Lincoln Letter Turns Up in Flea Market

Bruce Steiner recently had an Antiques Roadshow moment. Three years after paying $20 at a north Ohio flea market for a scrap of paper that seemed to have Abraham Lincoln’s signature on it—and some other stuff to boot—the retired Coca-Cola employee found out that this note was probably worth upwards of $25,000. That came after a trip to Springfield, Ill., where Steiner showed the note to John Lupton, associate director of the Papers of Abraham Lincoln preservation project, who said it was very likely the genuine article. “Anything from a flea market is questionable,” says Lupton, “but the writing had all the characteristics I look for.” After hearing the good news, Steiner says, “I was just in heaven. I don’t drink much beer now but after they told me, I went to the tavern and had a couple.”

Blind Willie Johnson Rises Up Yet Again

South Texas bluesman Blind Willie Johnson is an interstellar hit—his song “Dark Was the Night (Cold Was the Ground)” was tucked aboard the Voyager 1 spacecraft—but only now is he getting posthumous recognition in his native state. Despite being greatly influential—Bob Dylan, Beck and many others have covered his tunes—no one knew where Johnson was buried after dying in the Gulf Coast city of Beaumont in 1945. Then social worker and music historian Jack Ortman, originally from Beaumont, went on a mission to find the cemetery and lobby for a Texas state historical marker. “I’m a fan of the music,” says Ortman. “I couldn’t think of a sweller feller to champion.” After 18 months, and a great deal of research and persuasion, Ortman concluded that Johnson lies in a pauper’s section of the city’s Blanchette Cemetery, and the process of placing a marker is underway.

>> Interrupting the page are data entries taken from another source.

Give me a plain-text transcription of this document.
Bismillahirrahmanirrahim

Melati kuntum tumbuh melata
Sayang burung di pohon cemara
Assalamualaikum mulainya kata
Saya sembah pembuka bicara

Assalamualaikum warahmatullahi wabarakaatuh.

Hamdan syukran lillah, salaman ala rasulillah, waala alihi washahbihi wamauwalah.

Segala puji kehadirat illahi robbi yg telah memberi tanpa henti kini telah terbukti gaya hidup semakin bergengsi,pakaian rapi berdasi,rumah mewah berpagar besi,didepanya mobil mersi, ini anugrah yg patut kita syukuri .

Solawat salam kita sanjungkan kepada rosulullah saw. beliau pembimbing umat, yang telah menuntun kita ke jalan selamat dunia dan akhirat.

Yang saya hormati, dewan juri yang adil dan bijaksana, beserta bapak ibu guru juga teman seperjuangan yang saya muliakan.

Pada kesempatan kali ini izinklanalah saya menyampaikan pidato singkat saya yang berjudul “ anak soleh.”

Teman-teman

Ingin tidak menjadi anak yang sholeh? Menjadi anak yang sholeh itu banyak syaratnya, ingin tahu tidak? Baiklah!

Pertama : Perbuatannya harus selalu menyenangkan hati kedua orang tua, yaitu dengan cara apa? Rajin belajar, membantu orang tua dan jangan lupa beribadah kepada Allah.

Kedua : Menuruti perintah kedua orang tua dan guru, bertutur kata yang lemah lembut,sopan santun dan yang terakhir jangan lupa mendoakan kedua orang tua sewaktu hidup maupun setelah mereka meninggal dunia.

Julia Child’s Pots and Pans Are Reunited

Julia Child might be amused by the white-glove, TLC treatment that her pots and pans have been receiving since the release of the hit film Julie and Julia. Recently 30 copper pots, eight steel crepe pans, four cast-iron baking pans, an extra-large tea ball and a branding iron with the initials “JC” were delicately put on display at the Smithsonian National Museum of American History in Washington.

It was a reunion, since the museum has had nearly everything else since 2001, when Child (who died in 2004) donated more than 1,000 things, including her heavy-duty Garland range, her cabinets, her coffee maker and her gadgets. These objects were assembled into a facsimile of the actual room for a 2002 exhibition that was supposed to be open for a year, but got extended indefinitely because of its extraordinary popularity. “It’s become a kind of destination,” says Rayna Green, a co-curator for the display, “like the ruby slippers and the first ladies’ dresses.”

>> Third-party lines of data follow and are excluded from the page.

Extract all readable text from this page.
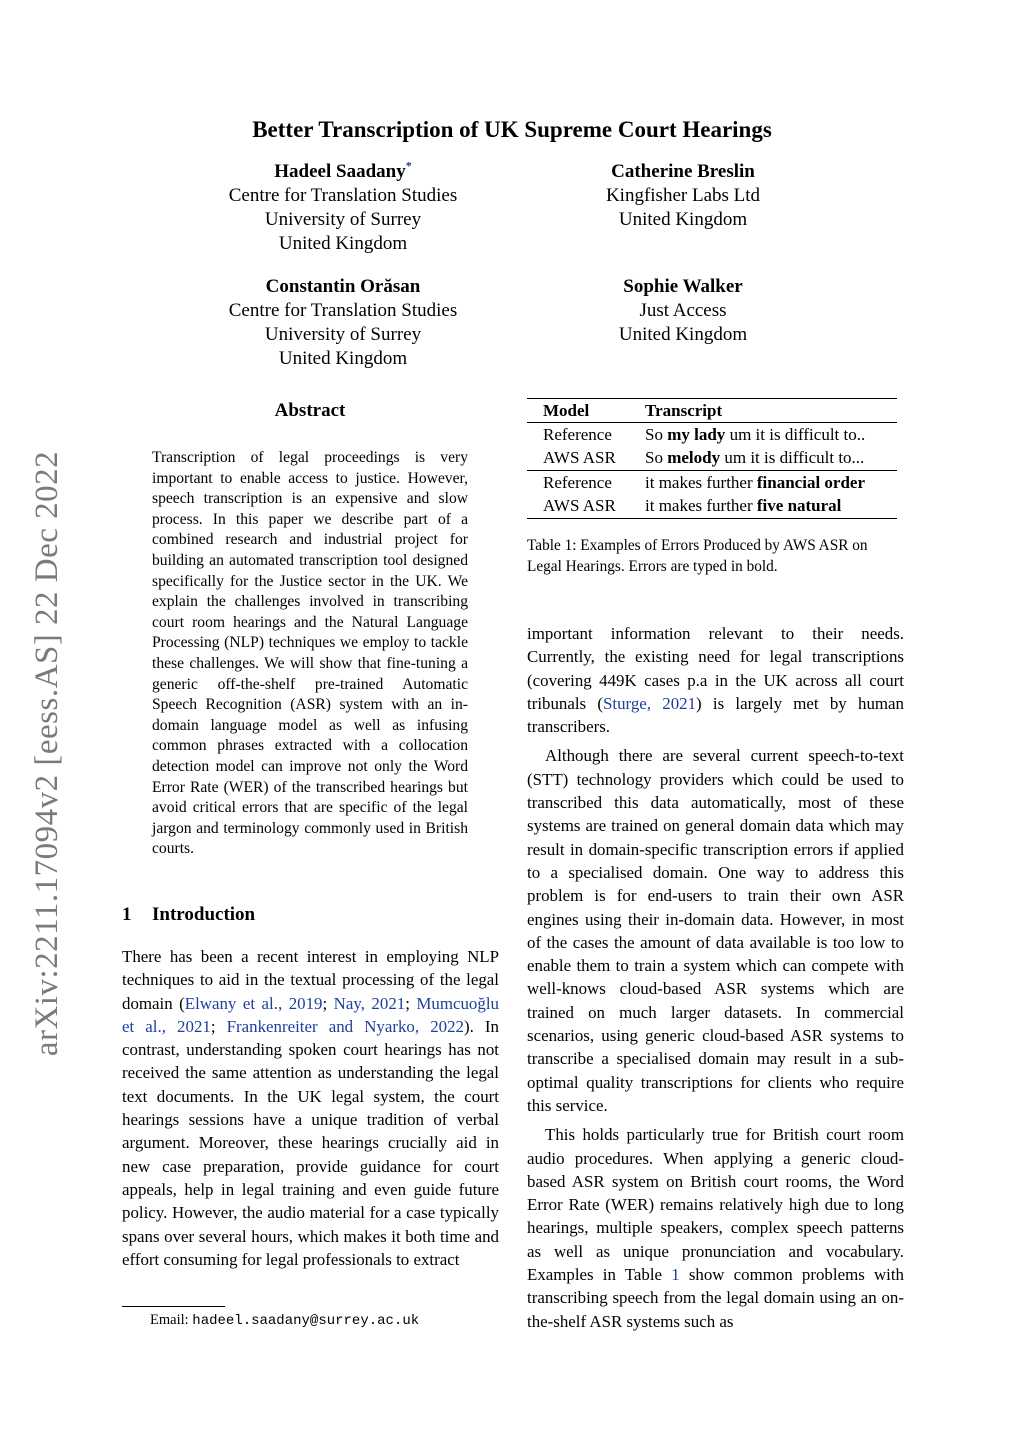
arXiv:2211.17094v2 [eess.AS] 22 Dec 2022
Better Transcription of UK Supreme Court Hearings
Hadeel Saadany*
Centre for Translation Studies
University of Surrey
United Kingdom
Catherine Breslin
Kingfisher Labs Ltd
United Kingdom
Constantin Orăsan
Centre for Translation Studies
University of Surrey
United Kingdom
Sophie Walker
Just Access
United Kingdom
Abstract

Transcription of legal proceedings is very important to enable access to justice. However, speech transcription is an expensive and slow process. In this paper we describe part of a combined research and industrial project for building an automated transcription tool designed specifically for the Justice sector in the UK. We explain the challenges involved in transcribing court room hearings and the Natural Language Processing (NLP) techniques we employ to tackle these challenges. We will show that fine-tuning a generic off-the-shelf pre-trained Automatic Speech Recognition (ASR) system with an in-domain language model as well as infusing common phrases extracted with a collocation detection model can improve not only the Word Error Rate (WER) of the transcribed hearings but avoid critical errors that are specific of the legal jargon and terminology commonly used in British courts.

1 Introduction

There has been a recent interest in employing NLP techniques to aid in the textual processing of the legal domain (Elwany et al., 2019; Nay, 2021; Mumcuoğlu et al., 2021; Frankenreiter and Nyarko, 2022). In contrast, understanding spoken court hearings has not received the same attention as understanding the legal text documents. In the UK legal system, the court hearings sessions have a unique tradition of verbal argument. Moreover, these hearings crucially aid in new case preparation, provide guidance for court appeals, help in legal training and even guide future policy. However, the audio material for a case typically spans over several hours, which makes it both time and effort consuming for legal professionals to extract

Model	Transcript
Reference	So my lady um it is difficult to..
AWS ASR	So melody um it is difficult to...
Reference	it makes further financial order
AWS ASR	it makes further five natural

Table 1: Examples of Errors Produced by AWS ASR on Legal Hearings. Errors are typed in bold.

important information relevant to their needs. Currently, the existing need for legal transcriptions (covering 449K cases p.a in the UK across all court tribunals (Sturge, 2021) is largely met by human transcribers.

Although there are several current speech-to-text (STT) technology providers which could be used to transcribed this data automatically, most of these systems are trained on general domain data which may result in domain-specific transcription errors if applied to a specialised domain. One way to address this problem is for end-users to train their own ASR engines using their in-domain data. However, in most of the cases the amount of data available is too low to enable them to train a system which can compete with well-knows cloud-based ASR systems which are trained on much larger datasets. In commercial scenarios, using generic cloud-based ASR systems to transcribe a specialised domain may result in a sub-optimal quality transcriptions for clients who require this service.

This holds particularly true for British court room audio procedures. When applying a generic cloud-based ASR system on British court rooms, the Word Error Rate (WER) remains relatively high due to long hearings, multiple speakers, complex speech patterns as well as unique pronunciation and vocabulary. Examples in Table 1 show common problems with transcribing speech from the legal domain using an on-the-shelf ASR systems such as

Email: hadeel.saadany@surrey.ac.uk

The pots and pans had not been part of Child’s original donation, because the Copia center in Napa Valley had requested her kitchenware back in 2001 when Child was moving from Massachusetts to California. The loan of the heavy metal to Copia ended last year, however, when it filed for bankruptcy. Now that Child’s kitchen is intact once more, it resembles the room that fellow chef—and frequent guest and collaborator—Jacques Pepin cooked in many times over the decades that he knew her. “It was the heart of the house,” he remembers. “It was really unpretentious and homey.” In a way that helps explain her vast and enduring popularity, the words apply just as much to Child herself.

West Virginia Hopes to Dispense Thousands of Unclaimed Civil War Medals

The state of West Virginia has about 4,000 Civil War medals looking for a good home. When the war ended, the state commissioned some 26,000 medals—one type for men who were killed in battle (left), another for men who died of wounds or disease and a third for men who were honorably discharged—but many got waylaid in the postwar shuffle. “We really want these to be given to families who can prove their relationship to the soldier,” says Greg Carroll, a historian in the West Virginia State Archives, Division of Culture and History. A Web site (www.wvculture.org/history/medals.html) lists the soldiers who never got their prizes, as well as instructions on how to claim the medals, which Carroll estimates are worth upwards of $1,500.